Kāpiti councillors have agreed to delay any vote on the future of the Kāpiti Coast Airport following pleas from local Iwi.
Representatives of the Puketapu hapu, traditional owners of land where the airport is sited, asked district councillors at a meeting yesterday to hold off on any formal action over the airfield’s future.
Earlier, a KCDC report said it was appropriate to now ask central Government to buy the airport land and to operate it in partnership with iwi.
Meeting arranged betsween owners and hapu
But the Puketapu iwi wanted ( and got ) a delay until after November 11, the date when hapu representatives are set to meet members of the Templeton group, the current airport owners.

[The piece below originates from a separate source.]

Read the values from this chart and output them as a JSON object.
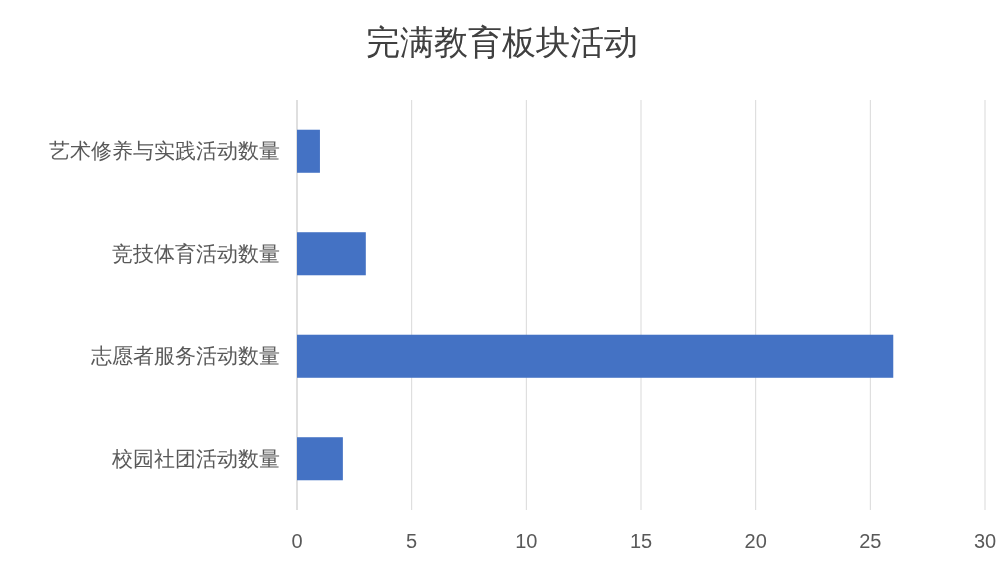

George Jenkins and the Puketapu speakers asked the councillors to ‘stand with them in the fight to restore their Mana and right historical wrongs.’

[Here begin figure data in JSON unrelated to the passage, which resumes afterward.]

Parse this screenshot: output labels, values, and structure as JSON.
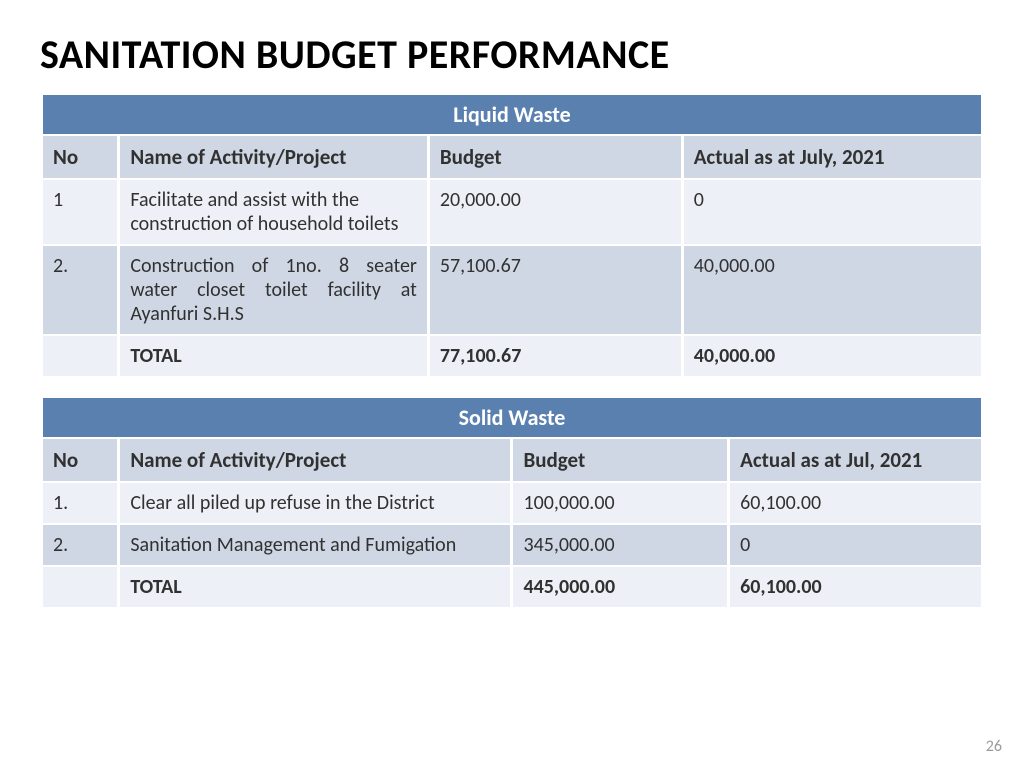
{
  "title": "SANITATION BUDGET PERFORMANCE",
  "page_number": "26",
  "colors": {
    "banner_bg": "#5a80b0",
    "banner_fg": "#ffffff",
    "header_bg": "#d0d7e4",
    "row_light": "#edf0f6",
    "row_dark": "#d0d7e4",
    "text": "#313131",
    "title": "#000000",
    "page_num": "#9b9b9b",
    "page_bg": "#ffffff"
  },
  "tables": [
    {
      "banner": "Liquid Waste",
      "col_widths_pct": [
        8,
        33,
        27,
        32
      ],
      "columns": [
        "No",
        "Name of Activity/Project",
        "Budget",
        "Actual as at July, 2021"
      ],
      "rows": [
        {
          "no": "1",
          "name": "Facilitate and assist with the construction of household toilets",
          "budget": "20,000.00",
          "actual": "0",
          "justify": false
        },
        {
          "no": "2.",
          "name": "Construction of 1no. 8 seater water closet toilet facility at Ayanfuri S.H.S",
          "budget": "57,100.67",
          "actual": "40,000.00",
          "justify": true
        }
      ],
      "total": {
        "label": "TOTAL",
        "budget": "77,100.67",
        "actual": "40,000.00"
      }
    },
    {
      "banner": "Solid Waste",
      "col_widths_pct": [
        8,
        42,
        23,
        27
      ],
      "columns": [
        "No",
        "Name of Activity/Project",
        "Budget",
        "Actual as at Jul, 2021"
      ],
      "rows": [
        {
          "no": "1.",
          "name": "Clear all piled up refuse in the District",
          "budget": "100,000.00",
          "actual": "60,100.00",
          "justify": false
        },
        {
          "no": "2.",
          "name": "Sanitation Management and Fumigation",
          "budget": "345,000.00",
          "actual": "0",
          "justify": false
        }
      ],
      "total": {
        "label": "TOTAL",
        "budget": "445,000.00",
        "actual": "60,100.00"
      }
    }
  ]
}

Mr Jenkins said an airport operated in association with iwi could be something amazing. Hapu and iwi were involved in at least six Waitangi Tribunal claims which concern the airport land.
Report suggested formal support for return
A report to councillors at yesterday’s meeting had asked for support for moves to return the land to original owners.

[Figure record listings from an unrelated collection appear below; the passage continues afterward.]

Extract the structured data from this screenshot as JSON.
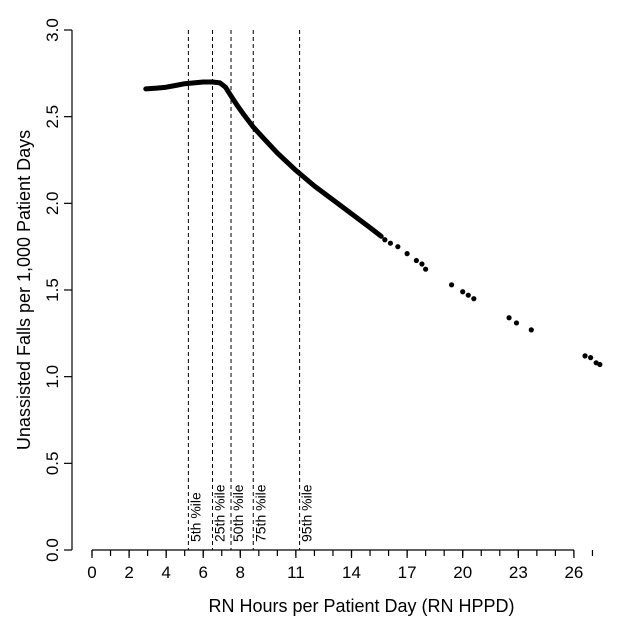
{
  "chart_data": {
    "type": "line",
    "title": "",
    "xlabel": "RN Hours per Patient Day (RN HPPD)",
    "ylabel": "Unassisted Falls per 1,000 Patient Days",
    "xlim": [
      0,
      28
    ],
    "ylim": [
      0.0,
      3.0
    ],
    "x_ticks": [
      "0",
      "2",
      "4",
      "6",
      "8",
      "11",
      "14",
      "17",
      "20",
      "23",
      "26"
    ],
    "x_tick_values": [
      0,
      2,
      4,
      6,
      8,
      11,
      14,
      17,
      20,
      23,
      26
    ],
    "y_ticks": [
      "0.0",
      "0.5",
      "1.0",
      "1.5",
      "2.0",
      "2.5",
      "3.0"
    ],
    "y_tick_values": [
      0.0,
      0.5,
      1.0,
      1.5,
      2.0,
      2.5,
      3.0
    ],
    "grid": false,
    "percentiles": [
      {
        "label": "5th %ile",
        "x": 5.2
      },
      {
        "label": "25th %ile",
        "x": 6.5
      },
      {
        "label": "50th %ile",
        "x": 7.5
      },
      {
        "label": "75th %ile",
        "x": 8.7
      },
      {
        "label": "95th %ile",
        "x": 11.2
      }
    ],
    "series": [
      {
        "curve": {
          "x": [
            2.9,
            3.5,
            4.0,
            4.5,
            5.0,
            5.5,
            6.0,
            6.5,
            6.9,
            7.2,
            7.5,
            7.8,
            8.2,
            8.7,
            9.3,
            10.0,
            11.0,
            12.0,
            13.0,
            14.0,
            15.0,
            15.6
          ],
          "y": [
            2.66,
            2.665,
            2.67,
            2.68,
            2.69,
            2.695,
            2.7,
            2.7,
            2.695,
            2.67,
            2.62,
            2.57,
            2.51,
            2.44,
            2.37,
            2.29,
            2.19,
            2.1,
            2.02,
            1.94,
            1.86,
            1.81
          ]
        },
        "points": {
          "x": [
            15.8,
            16.1,
            16.5,
            17.0,
            17.5,
            17.8,
            18.0,
            19.4,
            20.0,
            20.3,
            20.6,
            22.5,
            22.9,
            23.7,
            26.6,
            26.9,
            27.2,
            27.4
          ],
          "y": [
            1.79,
            1.77,
            1.75,
            1.71,
            1.67,
            1.65,
            1.62,
            1.53,
            1.49,
            1.47,
            1.45,
            1.34,
            1.31,
            1.27,
            1.12,
            1.11,
            1.08,
            1.07
          ]
        }
      }
    ]
  }
}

In August councillors had backed a call for the return.
Subsequently a Save Kāpiti Airport (SKA) group was formed to keep the airport operational on the basis of its importance to the region.
National Party action
Save Kāpiti Airport was set up by the National party candidate for Otaki Tim Costley. It received support from airport users including Air Chathams, Sounds Air, Kāpiti Aero Club, private operators and airport businesses and the Kāpiti Chamber of Commerce.
Maori history in the area
The three Kāpiti iwi– Ngati Toa, Te Atiawa and Ngati Raukawa — had occupied land in the district since the 1820’s.
The airport land is part of Te Atiawa’s ancestral and tribal lands.
Acquired for war use
The land was compulsorily acquired under the Public Works Act for airport use during the Second World War.
Later it became a general airport and was sold to private interests in 1995 and on-sold to Paraparaumu Holdings in 2006.
Councillors briefed on Waitangi claims
Briefing notes for councillors recorded that the tribunal held five hearings over Atiawa and Ngati Awa Ki Kāpiti claims in the 12 months to August 2019.
A report on other claims is not expected for at least another 12 months.
The proposal to delay any council action or discussion until after the November meeting was passed unanimously.